Mi valoración: A+ (No se demore, consiga un ejemplar de este libro)

Sobre el autor: Phlip Kerr (Edimburgo, 1956 – Londres, 2018), estudió en la Universidad de Birmingham y obtuvo un máster en leyes en 1980; trabajó como redactor publicitario antes de consagrarse definitivamente a la escritura en 1989 iniciando una serie de thrillers históricos ambientados en la Alemania nazi. Es uno de los escritores de novela policiaca más aclamados de las últimas décadas.

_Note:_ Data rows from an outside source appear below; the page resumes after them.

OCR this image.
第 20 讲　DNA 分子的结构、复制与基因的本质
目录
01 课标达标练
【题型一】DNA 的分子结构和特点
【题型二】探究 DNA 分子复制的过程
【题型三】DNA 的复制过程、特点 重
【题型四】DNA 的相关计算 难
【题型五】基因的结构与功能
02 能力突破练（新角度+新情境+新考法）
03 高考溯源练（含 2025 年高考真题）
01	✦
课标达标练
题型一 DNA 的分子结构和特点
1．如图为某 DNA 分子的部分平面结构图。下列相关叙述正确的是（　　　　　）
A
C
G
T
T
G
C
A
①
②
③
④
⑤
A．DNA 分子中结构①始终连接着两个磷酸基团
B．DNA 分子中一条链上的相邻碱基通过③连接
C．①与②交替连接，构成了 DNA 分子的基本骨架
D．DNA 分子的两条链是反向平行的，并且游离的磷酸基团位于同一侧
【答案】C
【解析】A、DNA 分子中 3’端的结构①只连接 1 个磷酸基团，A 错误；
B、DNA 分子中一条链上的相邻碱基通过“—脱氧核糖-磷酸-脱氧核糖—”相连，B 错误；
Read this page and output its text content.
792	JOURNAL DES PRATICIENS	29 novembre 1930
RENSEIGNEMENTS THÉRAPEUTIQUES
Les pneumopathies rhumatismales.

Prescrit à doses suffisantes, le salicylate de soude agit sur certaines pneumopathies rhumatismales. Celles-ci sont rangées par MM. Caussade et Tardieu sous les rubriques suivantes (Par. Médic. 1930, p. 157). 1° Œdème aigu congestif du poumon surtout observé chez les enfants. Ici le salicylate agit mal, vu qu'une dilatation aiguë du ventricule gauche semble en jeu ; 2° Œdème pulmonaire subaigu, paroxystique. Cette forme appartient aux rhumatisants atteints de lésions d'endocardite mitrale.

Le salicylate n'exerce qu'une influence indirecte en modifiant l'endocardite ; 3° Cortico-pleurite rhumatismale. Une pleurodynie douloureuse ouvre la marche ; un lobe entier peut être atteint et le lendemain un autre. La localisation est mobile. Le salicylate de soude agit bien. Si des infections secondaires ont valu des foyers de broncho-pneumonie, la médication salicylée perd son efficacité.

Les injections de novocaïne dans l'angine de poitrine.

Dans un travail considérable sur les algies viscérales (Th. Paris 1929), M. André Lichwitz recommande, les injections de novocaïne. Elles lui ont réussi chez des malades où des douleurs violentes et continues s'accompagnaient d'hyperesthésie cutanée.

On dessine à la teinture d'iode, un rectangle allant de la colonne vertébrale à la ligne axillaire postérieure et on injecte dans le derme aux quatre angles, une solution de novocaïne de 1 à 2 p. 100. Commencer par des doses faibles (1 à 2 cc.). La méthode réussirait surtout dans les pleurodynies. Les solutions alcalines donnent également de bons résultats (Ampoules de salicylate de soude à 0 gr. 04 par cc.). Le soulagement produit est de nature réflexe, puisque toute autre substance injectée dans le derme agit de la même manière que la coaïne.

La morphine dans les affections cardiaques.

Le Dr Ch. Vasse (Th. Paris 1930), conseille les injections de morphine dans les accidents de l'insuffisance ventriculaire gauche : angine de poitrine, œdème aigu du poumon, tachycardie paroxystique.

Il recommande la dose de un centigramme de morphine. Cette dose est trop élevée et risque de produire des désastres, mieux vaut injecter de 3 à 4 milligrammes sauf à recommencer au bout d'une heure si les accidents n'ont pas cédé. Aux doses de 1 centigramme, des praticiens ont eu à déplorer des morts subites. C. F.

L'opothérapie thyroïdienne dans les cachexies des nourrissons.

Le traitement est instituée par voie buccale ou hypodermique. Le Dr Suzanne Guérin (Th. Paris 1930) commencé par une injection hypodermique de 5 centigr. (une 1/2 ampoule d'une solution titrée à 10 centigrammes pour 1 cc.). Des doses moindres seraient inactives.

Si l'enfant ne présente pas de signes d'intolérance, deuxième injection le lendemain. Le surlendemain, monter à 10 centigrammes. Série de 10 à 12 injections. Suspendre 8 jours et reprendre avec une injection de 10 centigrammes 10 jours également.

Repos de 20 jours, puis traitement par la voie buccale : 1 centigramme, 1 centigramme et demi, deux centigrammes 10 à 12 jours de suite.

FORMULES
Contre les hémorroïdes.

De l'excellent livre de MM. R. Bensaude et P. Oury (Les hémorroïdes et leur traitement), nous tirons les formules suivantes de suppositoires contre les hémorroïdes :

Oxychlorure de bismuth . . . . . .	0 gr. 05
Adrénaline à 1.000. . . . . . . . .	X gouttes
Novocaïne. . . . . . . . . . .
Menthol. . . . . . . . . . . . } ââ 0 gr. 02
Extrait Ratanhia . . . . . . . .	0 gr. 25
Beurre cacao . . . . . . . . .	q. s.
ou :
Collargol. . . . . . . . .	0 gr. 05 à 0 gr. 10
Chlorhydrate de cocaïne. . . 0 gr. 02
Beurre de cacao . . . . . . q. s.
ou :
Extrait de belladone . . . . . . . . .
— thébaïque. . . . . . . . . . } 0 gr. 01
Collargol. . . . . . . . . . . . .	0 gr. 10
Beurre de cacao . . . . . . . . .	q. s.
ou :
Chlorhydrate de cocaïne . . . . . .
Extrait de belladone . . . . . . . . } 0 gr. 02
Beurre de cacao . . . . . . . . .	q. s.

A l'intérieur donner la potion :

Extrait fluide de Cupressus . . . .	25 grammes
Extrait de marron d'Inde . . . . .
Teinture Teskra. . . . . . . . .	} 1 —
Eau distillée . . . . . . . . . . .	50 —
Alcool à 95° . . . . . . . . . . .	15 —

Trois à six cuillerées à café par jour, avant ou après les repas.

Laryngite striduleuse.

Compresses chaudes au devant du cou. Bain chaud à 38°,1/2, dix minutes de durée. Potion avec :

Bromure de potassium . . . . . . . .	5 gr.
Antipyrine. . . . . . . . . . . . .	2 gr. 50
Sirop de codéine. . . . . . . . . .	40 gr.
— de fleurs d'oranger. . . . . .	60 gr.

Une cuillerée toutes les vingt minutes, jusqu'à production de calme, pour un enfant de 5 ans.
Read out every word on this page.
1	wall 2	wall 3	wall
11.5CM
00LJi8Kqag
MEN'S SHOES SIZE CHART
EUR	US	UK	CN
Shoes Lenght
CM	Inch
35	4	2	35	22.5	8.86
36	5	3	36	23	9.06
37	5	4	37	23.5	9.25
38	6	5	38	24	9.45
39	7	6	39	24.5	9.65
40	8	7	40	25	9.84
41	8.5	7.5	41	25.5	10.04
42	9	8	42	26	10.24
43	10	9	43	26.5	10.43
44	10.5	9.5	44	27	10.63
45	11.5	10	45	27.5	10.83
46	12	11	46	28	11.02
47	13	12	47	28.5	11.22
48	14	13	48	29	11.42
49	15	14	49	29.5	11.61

Fue el creador de la serie sobre la Alemania nazi protagonizada por el memorable Bernie Gunther, compuesta por los siguientes títulos: Violetas de marzo (March Violets, 1989), Pálido criminal (The Pale Criminal, 1990), Réquiem alemán (A German Requiem, 1991),  Unos por otros (The One From the Other, 2006), Una llama misteriosa (A Quiet Flame, 2008), Si los muertos no resucitan (If The Dead Rise Not, 2009), Gris de campaña (Field Grey, 2010), Praga mortal (Prague Fatale, 2011), Un hombre sin aliento (A Man Without Breath, 2011), La dama de Zagreb (The Lady from Zagreb, 2015), El otro lado del silencio (The other side of silence, 2016), Azul de Prusia (Prussian Blue, 2017), Greeks Bearing Gifts (2018), todavía no publicada en español y Metropolis (2019).